Tuesday, July 19, 2011

In the federal debt ceiling debate, both sides are off the mark

The debate in Washington over raising the federal debt ceiling and how best to slash the federal deficit reveals many details about the competing political and economic ideologies involved. While both sides seem to agree that cutting federal spending on domestic programs is the solution, one major element that is overlooked is that neither side truly represents the interests of working people in America.
As President Obama and Speaker of the House John Boehner appear engaged in a budgetary battle, the Treasury Department is scheduled to run out of borrowing authority on August 2nd unless Congress raises the federal debt ceiling. Both President Obama and Speaker of the House John Boehner agree that Congress needs to see and approve a major deficit reduction plan before it will vote to raise the debt ceiling. They just cannot agree on a plan to present to Congress.
No one is sure what failing to reach an agreement will entail, but many analysts claim that the consequences will be severe. The U.S. government will not have enough money to pay bond holders what they are owed, leading to a downgrading of government debt and significantly higher future borrowing costs. The possibility of a flight from bonds could compound the problem, with a foreign-led sell off triggering a major dollar collapse.
President Obama has offered two different deficit reduction plans.  One is designed to achieve a $2 to 3-trillion reduction over ten years and the other a $4 to 5-trillion reduction.  The republican plan, of course, focuses on further tax reductions for corporations and the wealthy. The only thing certain about every plan is the relative breakdown between spending cuts and revenue increases - or lack of revenue increases.
As Ezra Klein explains in a Washington Post column:
[Under Reagan, Bush, and Clinton] taxes were at least a third of the total, and in Reagan's case, his massive tax cuts were followed by deficit-reduction deals that actually relied on tax increases. . .
Bush also included taxes in his deal, and Clinton relied heavily on taxes in his first deficit-reduction bill, which passed without Republican votes. In 1997, when he was working with Republicans, he actually cut taxes slightly while passing spending cuts. But of course the economy was in much better shape then, and Clinton had already increased revenues substantially.
The one-third rule doesn't break down until you get to the deal Obama reportedly offered Republicans in the first round of debt-ceiling talks: $2-trillion in spending cuts for $400-billion in taxes, or an 83:17 split. And that, if anything, understates how good of a deal Republicans are getting.
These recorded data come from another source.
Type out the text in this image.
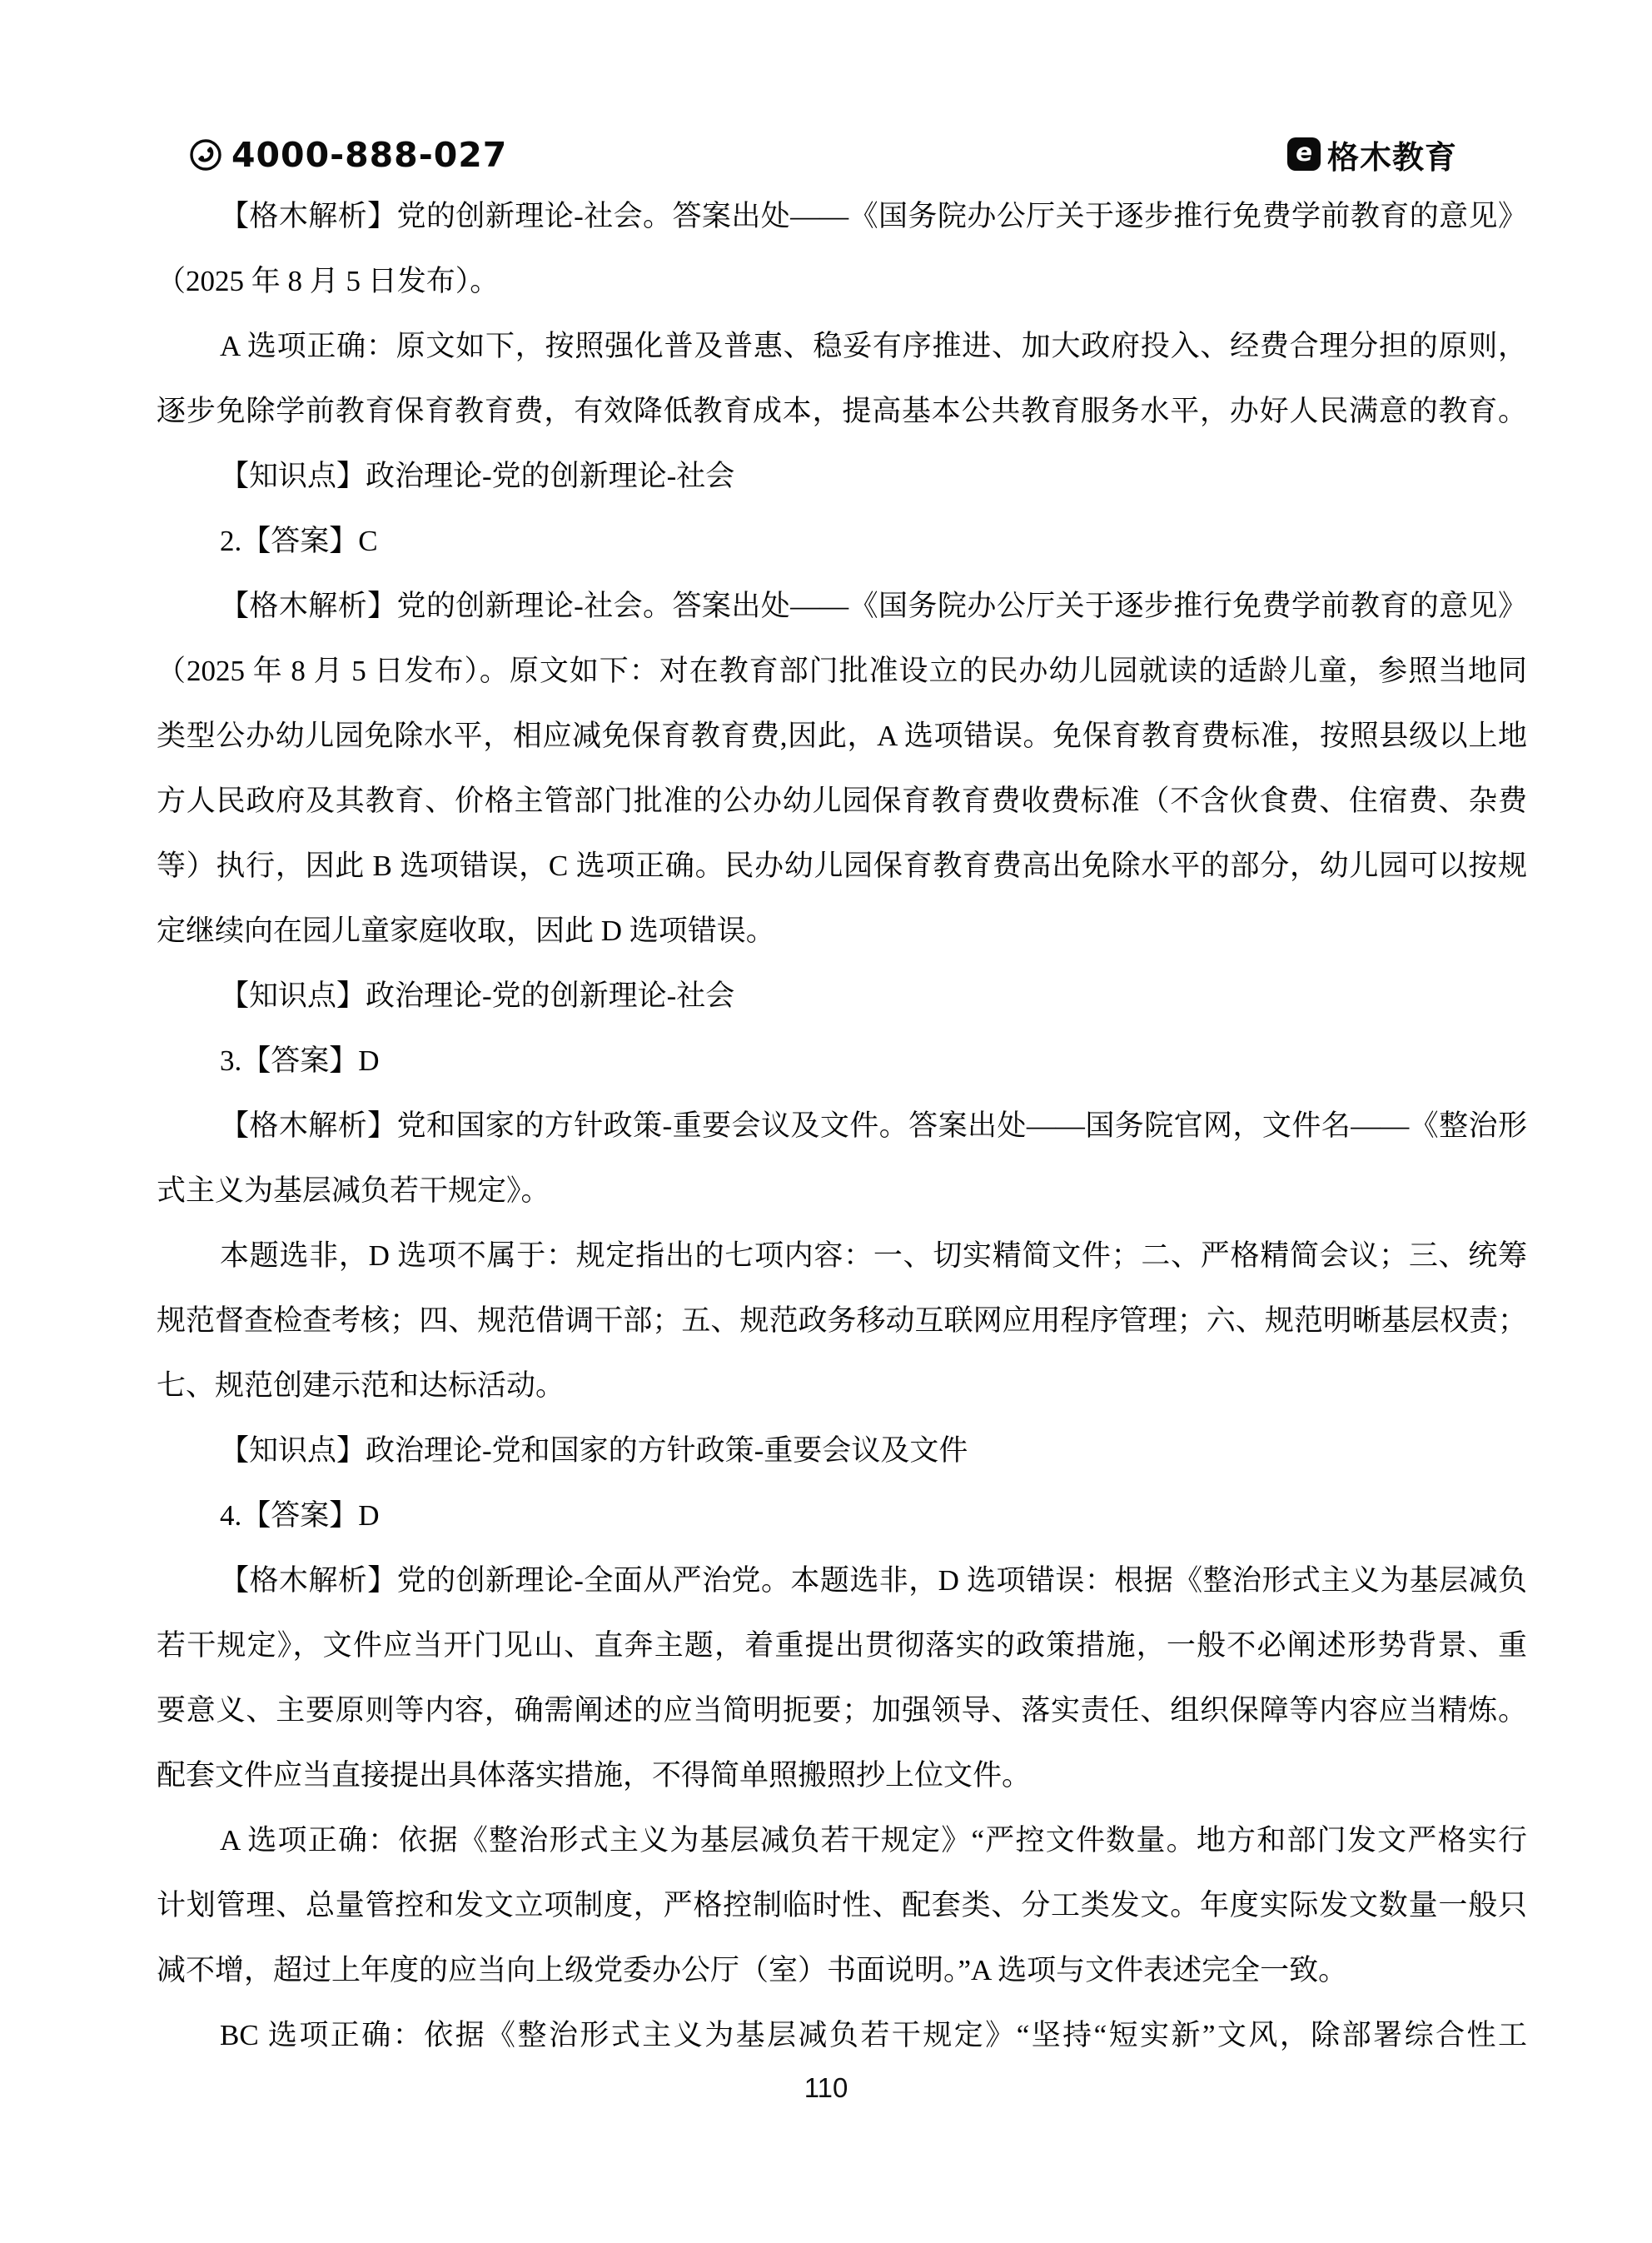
4000-888-027	e 格木教育
【格木解析】党的创新理论-社会。答案出处——《国务院办公厅关于逐步推行免费学前教育的意见》
（2025 年 8 月 5 日发布）。
A 选项正确：原文如下，按照强化普及普惠、稳妥有序推进、加大政府投入、经费合理分担的原则，
逐步免除学前教育保育教育费，有效降低教育成本，提高基本公共教育服务水平，办好人民满意的教育。
【知识点】政治理论-党的创新理论-社会
2.【答案】C
【格木解析】党的创新理论-社会。答案出处——《国务院办公厅关于逐步推行免费学前教育的意见》
（2025 年 8 月 5 日发布）。原文如下：对在教育部门批准设立的民办幼儿园就读的适龄儿童，参照当地同
类型公办幼儿园免除水平，相应减免保育教育费,因此，A 选项错误。免保育教育费标准，按照县级以上地
方人民政府及其教育、价格主管部门批准的公办幼儿园保育教育费收费标准（不含伙食费、住宿费、杂费
等）执行，因此 B 选项错误，C 选项正确。民办幼儿园保育教育费高出免除水平的部分，幼儿园可以按规
定继续向在园儿童家庭收取，因此 D 选项错误。
【知识点】政治理论-党的创新理论-社会
3.【答案】D
【格木解析】党和国家的方针政策-重要会议及文件。答案出处——国务院官网，文件名——《整治形
式主义为基层减负若干规定》。
本题选非，D 选项不属于：规定指出的七项内容：一、切实精简文件；二、严格精简会议；三、统筹
规范督查检查考核；四、规范借调干部；五、规范政务移动互联网应用程序管理；六、规范明晰基层权责；
七、规范创建示范和达标活动。
【知识点】政治理论-党和国家的方针政策-重要会议及文件
4.【答案】D
【格木解析】党的创新理论-全面从严治党。本题选非，D 选项错误：根据《整治形式主义为基层减负
若干规定》，文件应当开门见山、直奔主题，着重提出贯彻落实的政策措施，一般不必阐述形势背景、重
要意义、主要原则等内容，确需阐述的应当简明扼要；加强领导、落实责任、组织保障等内容应当精炼。
配套文件应当直接提出具体落实措施，不得简单照搬照抄上位文件。
A 选项正确：依据《整治形式主义为基层减负若干规定》“严控文件数量。地方和部门发文严格实行
计划管理、总量管控和发文立项制度，严格控制临时性、配套类、分工类发文。年度实际发文数量一般只
减不增，超过上年度的应当向上级党委办公厅（室）书面说明。”A 选项与文件表述完全一致。
BC 选项正确：依据《整治形式主义为基层减负若干规定》“坚持“短实新”文风，除部署综合性工
110
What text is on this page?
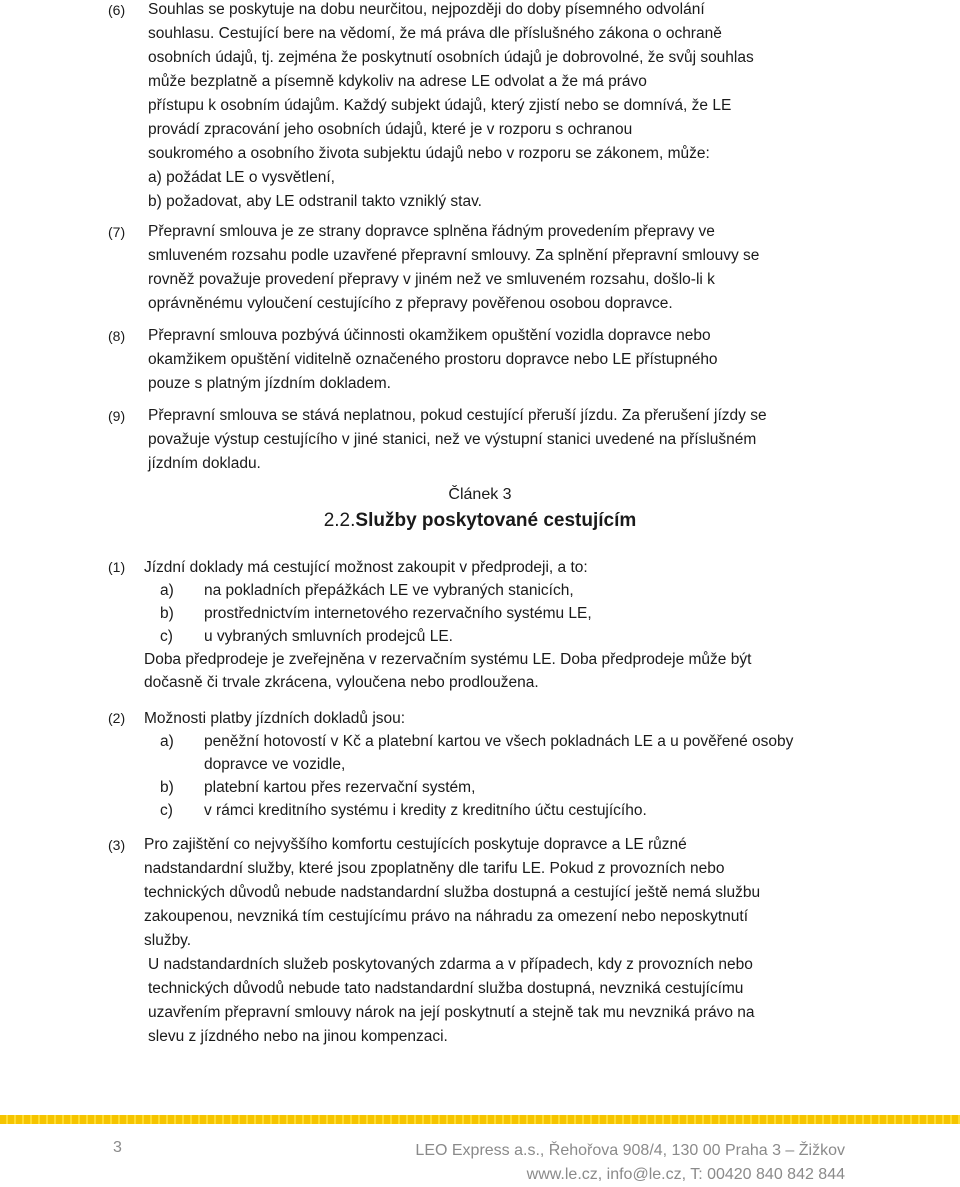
(6) Souhlas se poskytuje na dobu neurčitou, nejpozději do doby písemného odvolání
souhlasu. Cestující bere na vědomí, že má práva dle příslušného zákona o ochraně
osobních údajů, tj. zejména že poskytnutí osobních údajů je dobrovolné, že svůj souhlas
může bezplatně a písemně kdykoliv na adrese LE odvolat a že má právo
přístupu k osobním údajům. Každý subjekt údajů, který zjistí nebo se domnívá, že LE
provádí zpracování jeho osobních údajů, které je v rozporu s ochranou
soukromého a osobního života subjektu údajů nebo v rozporu se zákonem, může:
a) požádat LE o vysvětlení,
b) požadovat, aby LE odstranil takto vzniklý stav.
(7) Přepravní smlouva je ze strany dopravce splněna řádným provedením přepravy ve
smluveném rozsahu podle uzavřené přepravní smlouvy. Za splnění přepravní smlouvy se
rovněž považuje provedení přepravy v jiném než ve smluveném rozsahu, došlo-li k
oprávněnému vyloučení cestujícího z přepravy pověřenou osobou dopravce.
(8) Přepravní smlouva pozbývá účinnosti okamžikem opuštění vozidla dopravce nebo
okamžikem opuštění viditelně označeného prostoru dopravce nebo LE přístupného
pouze s platným jízdním dokladem.
(9) Přepravní smlouva se stává neplatnou, pokud cestující přeruší jízdu. Za přerušení jízdy se
považuje výstup cestujícího v jiné stanici, než ve výstupní stanici uvedené na příslušném
jízdním dokladu.
Článek 3
2.2.Služby poskytované cestujícím
(1) Jízdní doklady má cestující možnost zakoupit v předprodeji, a to:
a) na pokladních přepážkách LE ve vybraných stanicích,
b) prostřednictvím internetového rezervačního systému LE,
c) u vybraných smluvních prodejců LE.
Doba předprodeje je zveřejněna v rezervačním systému LE. Doba předprodeje může být
dočasně či trvale zkrácena, vyloučena nebo prodloužena.
(2) Možnosti platby jízdních dokladů jsou:
a) peněžní hotovostí v Kč a platební kartou ve všech pokladnách LE a u pověřené osoby dopravce ve vozidle,
b) platební kartou přes rezervační systém,
c) v rámci kreditního systému i kredity z kreditního účtu cestujícího.
(3) Pro zajištění co nejvyššího komfortu cestujících poskytuje dopravce a LE různé
nadstandardní služby, které jsou zpoplatněny dle tarifu LE. Pokud z provozních nebo
technických důvodů nebude nadstandardní služba dostupná a cestující ještě nemá službu
zakoupenou, nevzniká tím cestujícímu právo na náhradu za omezení nebo neposkytnutí
služby.
U nadstandardních služeb poskytovaných zdarma a v případech, kdy z provozních nebo
technických důvodů nebude tato nadstandardní služba dostupná, nevzniká cestujícímu
uzavřením přepravní smlouvy nárok na její poskytnutí a stejně tak mu nevzniká právo na
slevu z jízdného nebo na jinou kompenzaci.
3	LEO Express a.s., Řehořova 908/4, 130 00 Praha 3 – Žižkov
www.le.cz, info@le.cz, T: 00420 840 842 844
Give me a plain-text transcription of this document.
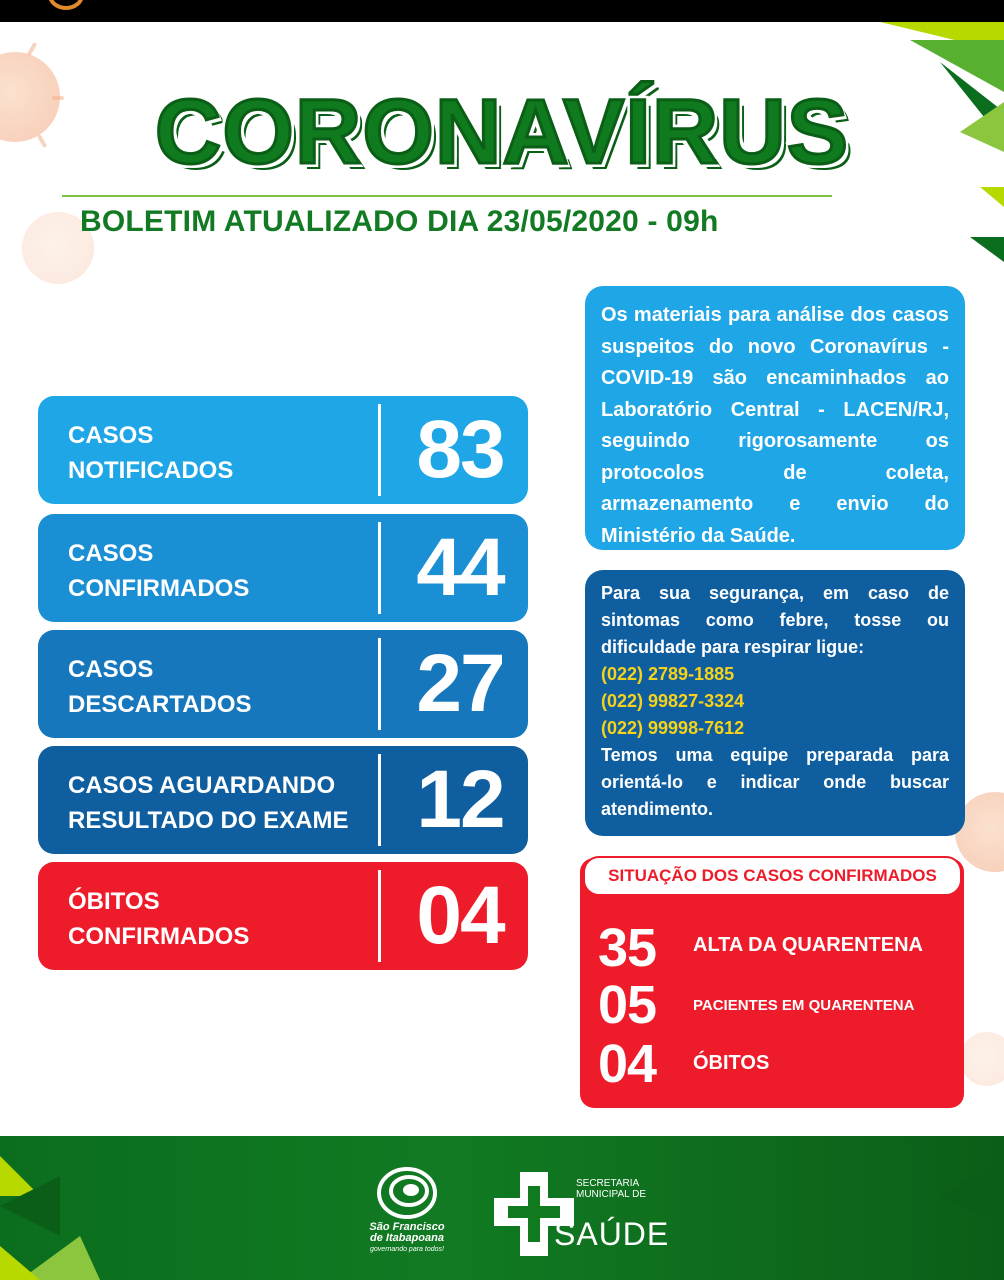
CORONAVÍRUS
BOLETIM ATUALIZADO DIA 23/05/2020 - 09h
CASOS
NOTIFICADOS	83
CASOS
CONFIRMADOS	44
CASOS
DESCARTADOS	27
CASOS AGUARDANDO
RESULTADO DO EXAME 12
ÓBITOS
CONFIRMADOS	04
Os materiais para análise dos casos suspeitos do novo Coronavírus - COVID-19 são encaminhados ao Laboratório Central - LACEN/RJ, seguindo rigorosamente os protocolos de coleta, armazenamento e envio do Ministério da Saúde.
Para sua segurança, em caso de sintomas como febre, tosse ou dificuldade para respirar ligue:
(022) 2789-1885
(022) 99827-3324
(022) 99998-7612
Temos uma equipe preparada para orientá-lo e indicar onde buscar atendimento.
SITUAÇÃO DOS CASOS CONFIRMADOS
35	ALTA DA QUARENTENA
05	PACIENTES EM QUARENTENA
04	ÓBITOS
São Francisco
de Itabapoana
governando para todos!
SECRETARIA
MUNICIPAL DE
SAÚDE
Tax revenues and rates are much, much lower than they were under Reagan, Bush or Clinton.
The ratio is said to be more balanced in President Obama's recently proposed $4 to 5-trillion deficit reduction plan: 75:25. Since that plan apparently includes letting the Bush-era tax cuts for the rich expire in January 2013, however, Republicans have rejected it in favor of continued negotiations over the smaller deficit reduction plan.
The truth may be that most of those who demand deficit reduction primarily through spending cuts have as their real goal a further weakening of the public sector and our social programs even though they claim that their only motivation is to do what is best for job creation. Governor Scott Walker provides a good local example of that.
The basic choices with deficit reduction are seemingly simple: maintain taxes and cut government spending or maintain spending and raise taxes. Cutting public spending pulls money out of the economy, costing jobs. So does raising taxes. The question then becomes: Do we lose more jobs by cutting spending or raising taxes?
According to Martin Hart-Landsberg, Professor of Economics and Director of the Political Economy Program at Lewis and Clark College in Portland, Oregon, “the fact is that almost all studies of the economic impact of changes in government spending and taxes on employment find that changes in government spending have a larger impact on jobs than do tax changes. That means cuts in government spending will cost more jobs than an equivalent increase in taxes. Therefore, if we really care about jobs, deficit reduction efforts should emphasize tax increases over spending reductions.”